Peroral endoscopic myotomy (POEM) incorporates concepts of natural orifice translumenal endoscopic surgery and achieves endoscopic myotomy by utilizing a submucosal tunnel as an operating space. Although intended for the palliation of symptoms of achalasia, there is mounting data to suggest it is also efficacious in the management of spastic esophageal disorders. The technique requires an understanding of the pathophysiology of esophageal motility disorders as well as knowledge of surgical anatomy of the foregut. POEM achieves short term response in 82% to 100% of patients with minimal risk of adverse events. In addition, it appears to be effective and safe even at the extremes of age and regardless of prior therapy undertaken. Although infrequent, the ability of the endoscopist to manage an intraprocedural adverse event is critical as failure to do so could result in significant morbidity. The major late adverse event is gastroesophageal reflux which appears to occur in 20% to 46% of patients. Research is being conducted to clarify the optimal technique for POEM and a personalized approach by measuring intraprocedural esophagogastric junction distensibility appears promising. In addition to esophageal disorders, POEM is being studied in the management of gastroparesis (gastric pyloromyotomy) with initial reports demonstrating technical feasibility. Although POEM represents a paradigm shift the management of esophageal motility disorders, the results of prospective randomized controlled trials with long-term follow up are eagerly awaited.

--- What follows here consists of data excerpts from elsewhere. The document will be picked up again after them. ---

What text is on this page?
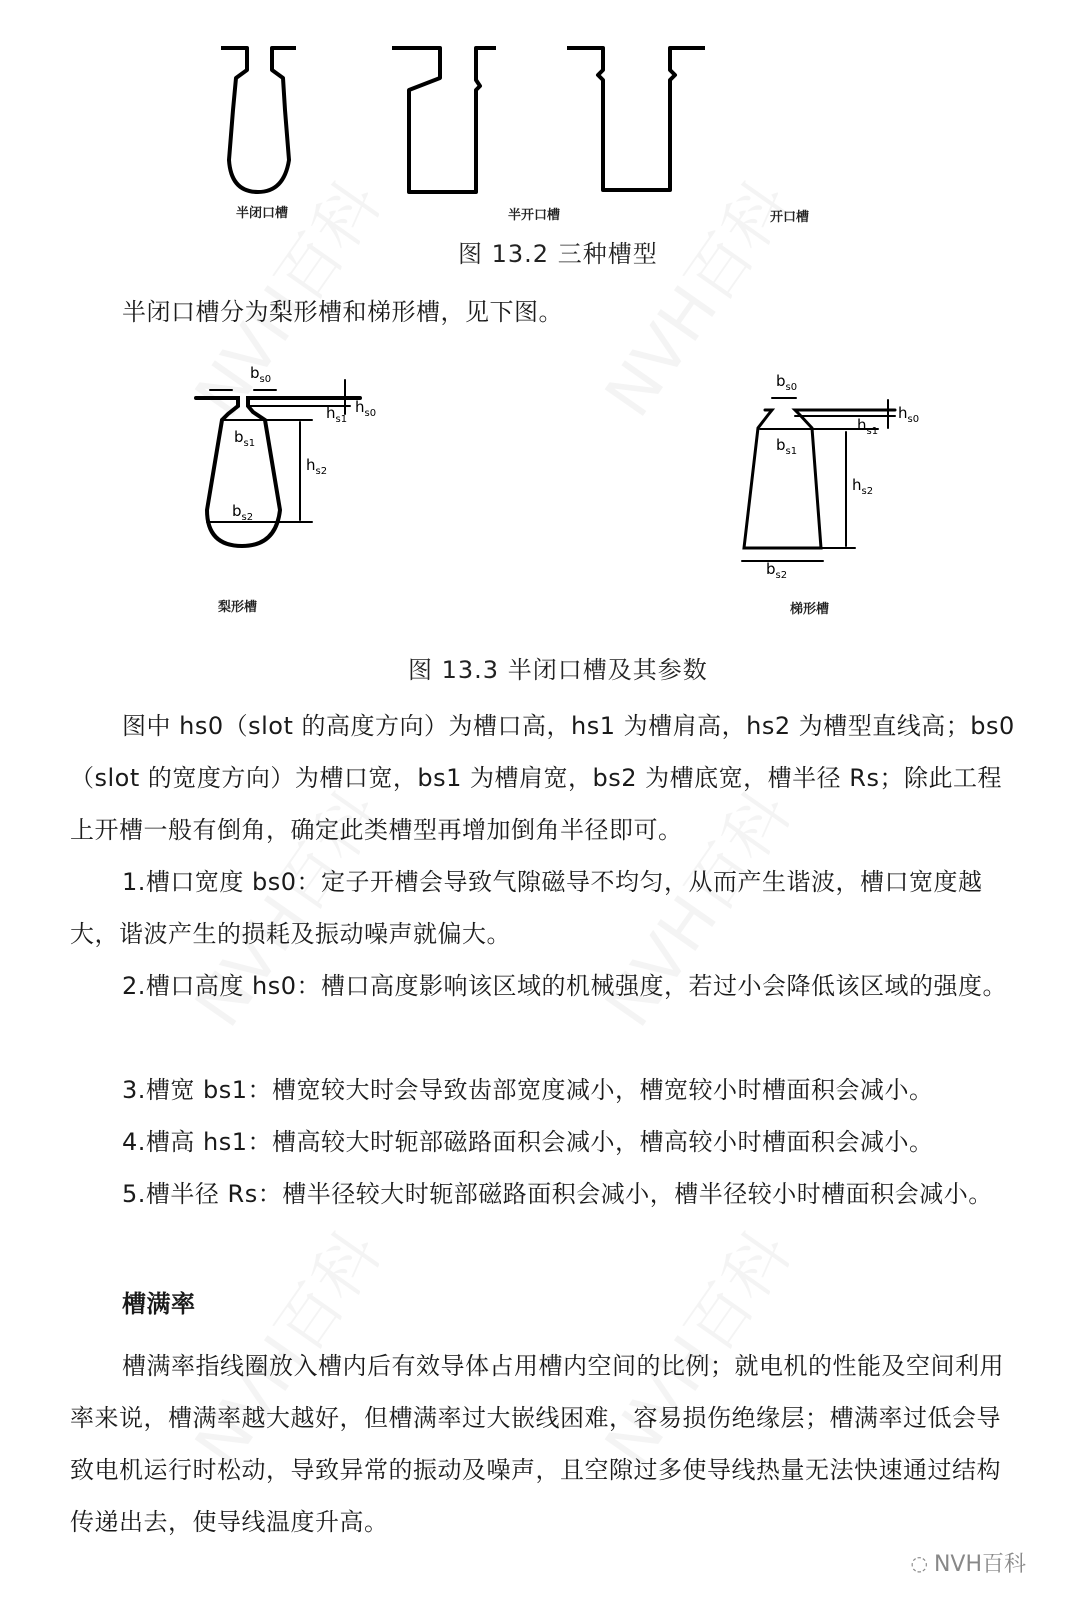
半闭口槽	半开口槽	开口槽
图 13.2 三种槽型
半闭口槽分为梨形槽和梯形槽，见下图。
$b_{s0}$
$b_{s1}$
$h_{s2}$
$b_{s2}$
$h_{s1}$
$h_{s0}$
$b_{s0}$
$b_{s1}$
$h_{s2}$
$b_{s2}$
$h_{s1}$
$h_{s0}$
梨形槽	梯形槽
图 13.3 半闭口槽及其参数
图中 hs0（slot 的高度方向）为槽口高，hs1 为槽肩高，hs2 为槽型直线高；bs0（slot 的宽度方向）为槽口宽，bs1 为槽肩宽，bs2 为槽底宽，槽半径 Rs；除此工程上开槽一般有倒角，确定此类槽型再增加倒角半径即可。
1.槽口宽度 bs0：定子开槽会导致气隙磁导不均匀，从而产生谐波，槽口宽度越大，谐波产生的损耗及振动噪声就偏大。
2.槽口高度 hs0：槽口高度影响该区域的机械强度，若过小会降低该区域的强度。
3.槽宽 bs1：槽宽较大时会导致齿部宽度减小，槽宽较小时槽面积会减小。
4.槽高 hs1：槽高较大时轭部磁路面积会减小，槽高较小时槽面积会减小。
5.槽半径 Rs：槽半径较大时轭部磁路面积会减小，槽半径较小时槽面积会减小。
槽满率
槽满率指线圈放入槽内后有效导体占用槽内空间的比例；就电机的性能及空间利用率来说，槽满率越大越好，但槽满率过大嵌线困难，容易损伤绝缘层；槽满率过低会导致电机运行时松动，导致异常的振动及噪声，且空隙过多使导线热量无法快速通过结构传递出去，使导线温度升高。
◌ NVH百科
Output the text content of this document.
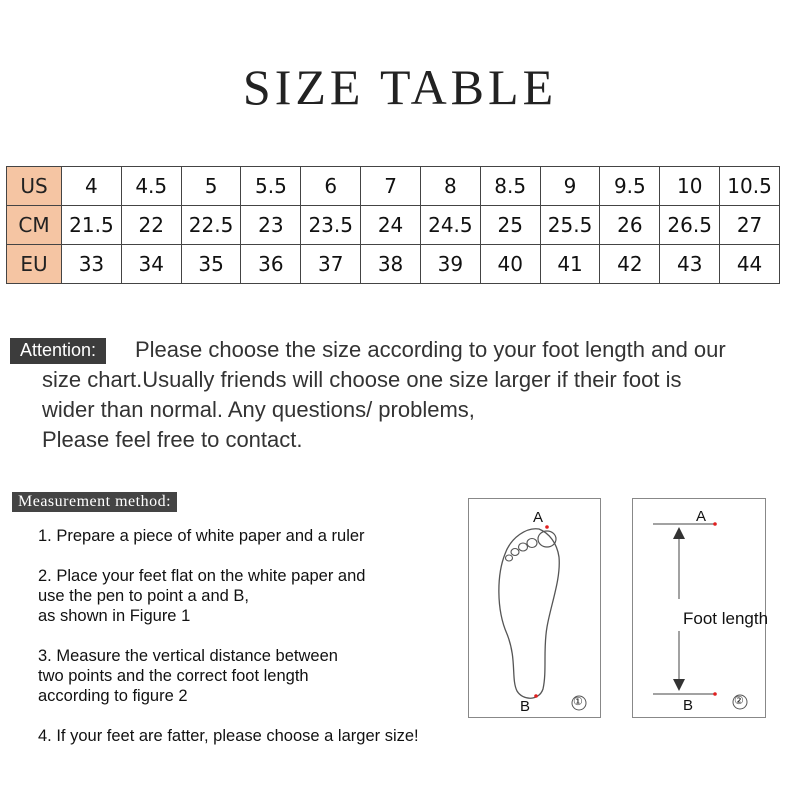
SIZE TABLE
US	4	4.5	5	5.5	6	7	8	8.5	9	9.5	10	10.5
CM	21.5	22	22.5	23	23.5	24	24.5	25	25.5	26	26.5	27
EU	33	34	35	36	37	38	39	40	41	42	43	44
Attention:	Please choose the size according to your foot length and our
size chart.Usually friends will choose one size larger if their foot is
wider than normal. Any questions/ problems,
Please feel free to contact.
Measurement method:
1. Prepare a piece of white paper and a ruler
2. Place your feet flat on the white paper and
use the pen to point a and B,
as shown in Figure 1
3. Measure the vertical distance between
two points and the correct foot length
according to figure 2
4. If your feet are fatter, please choose a larger size!
A
B	①
A
B
Foot length
②
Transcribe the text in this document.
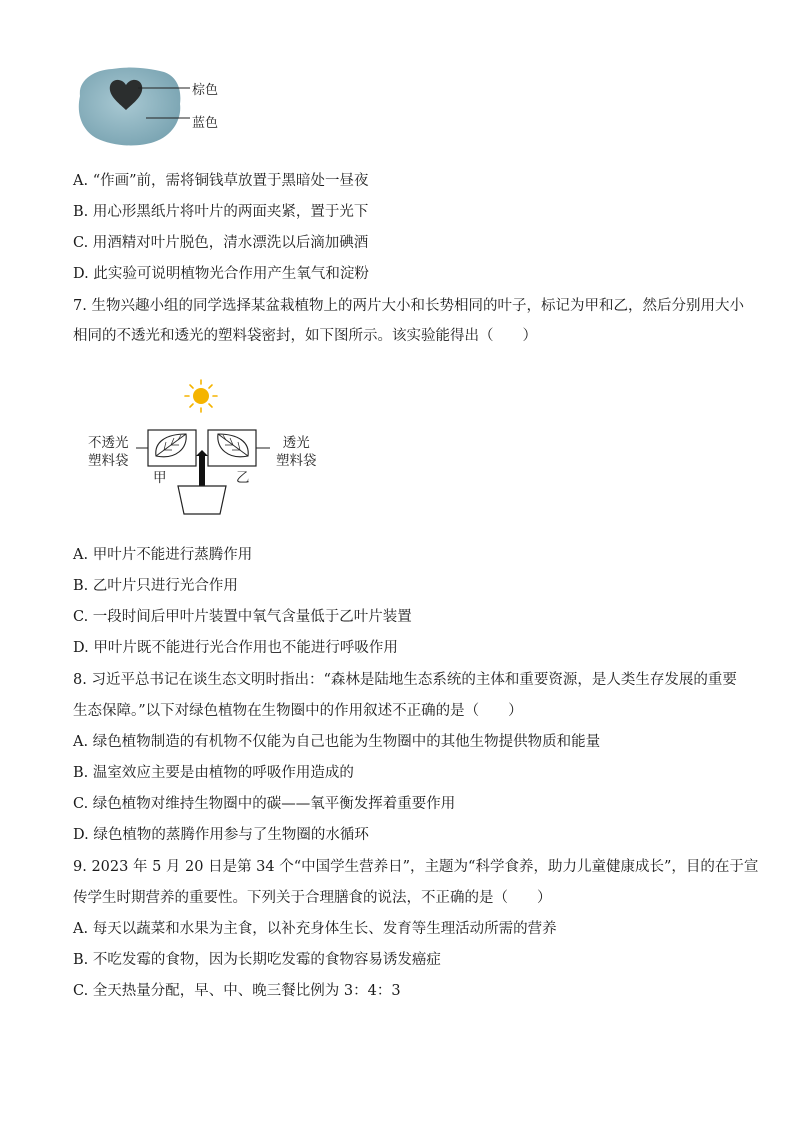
棕色
蓝色
A. “作画”前，需将铜钱草放置于黑暗处一昼夜
B. 用心形黑纸片将叶片的两面夹紧，置于光下
C. 用酒精对叶片脱色，清水漂洗以后滴加碘酒
D. 此实验可说明植物光合作用产生氧气和淀粉
7. 生物兴趣小组的同学选择某盆栽植物上的两片大小和长势相同的叶子，标记为甲和乙，然后分别用大小
相同的不透光和透光的塑料袋密封，如下图所示。该实验能得出（　　）
不透光
塑料袋
透光
塑料袋
甲	乙
A. 甲叶片不能进行蒸腾作用
B. 乙叶片只进行光合作用
C. 一段时间后甲叶片装置中氧气含量低于乙叶片装置
D. 甲叶片既不能进行光合作用也不能进行呼吸作用
8. 习近平总书记在谈生态文明时指出：“森林是陆地生态系统的主体和重要资源，是人类生存发展的重要
生态保障。”以下对绿色植物在生物圈中的作用叙述不正确的是（　　）
A. 绿色植物制造的有机物不仅能为自己也能为生物圈中的其他生物提供物质和能量
B. 温室效应主要是由植物的呼吸作用造成的
C. 绿色植物对维持生物圈中的碳——氧平衡发挥着重要作用
D. 绿色植物的蒸腾作用参与了生物圈的水循环
9. 2023 年 5 月 20 日是第 34 个“中国学生营养日”，主题为“科学食养，助力儿童健康成长”，目的在于宣
传学生时期营养的重要性。下列关于合理膳食的说法，不正确的是（　　）
A. 每天以蔬菜和水果为主食，以补充身体生长、发育等生理活动所需的营养
B. 不吃发霉的食物，因为长期吃发霉的食物容易诱发癌症
C. 全天热量分配，早、中、晚三餐比例为 3：4：3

Keywords: Peroral endoscopic myotomy; Achalasia; Myotomy; Dysphagia

Core tip: Peroral endoscopic myotomy (POEM) is a minimally invasive, scarless approach to Heller myotomy for the palliation of symptoms of achalasia and spastic esophageal disorders. Current data demonstrates short-term success with minimal adverse events. POEM is no longer considered experimental with approximately 5000 procedures performed worldwide. In the future, a personalized approach to POEM will be undertaken with tailoring of the length of gastric myotomy based on intraprocedural physiological measurements. This will allow sufficient reduction in pressure at the lower esophageal sphincter for adequate relief of symptoms but also minimize gastroesophageal reflux.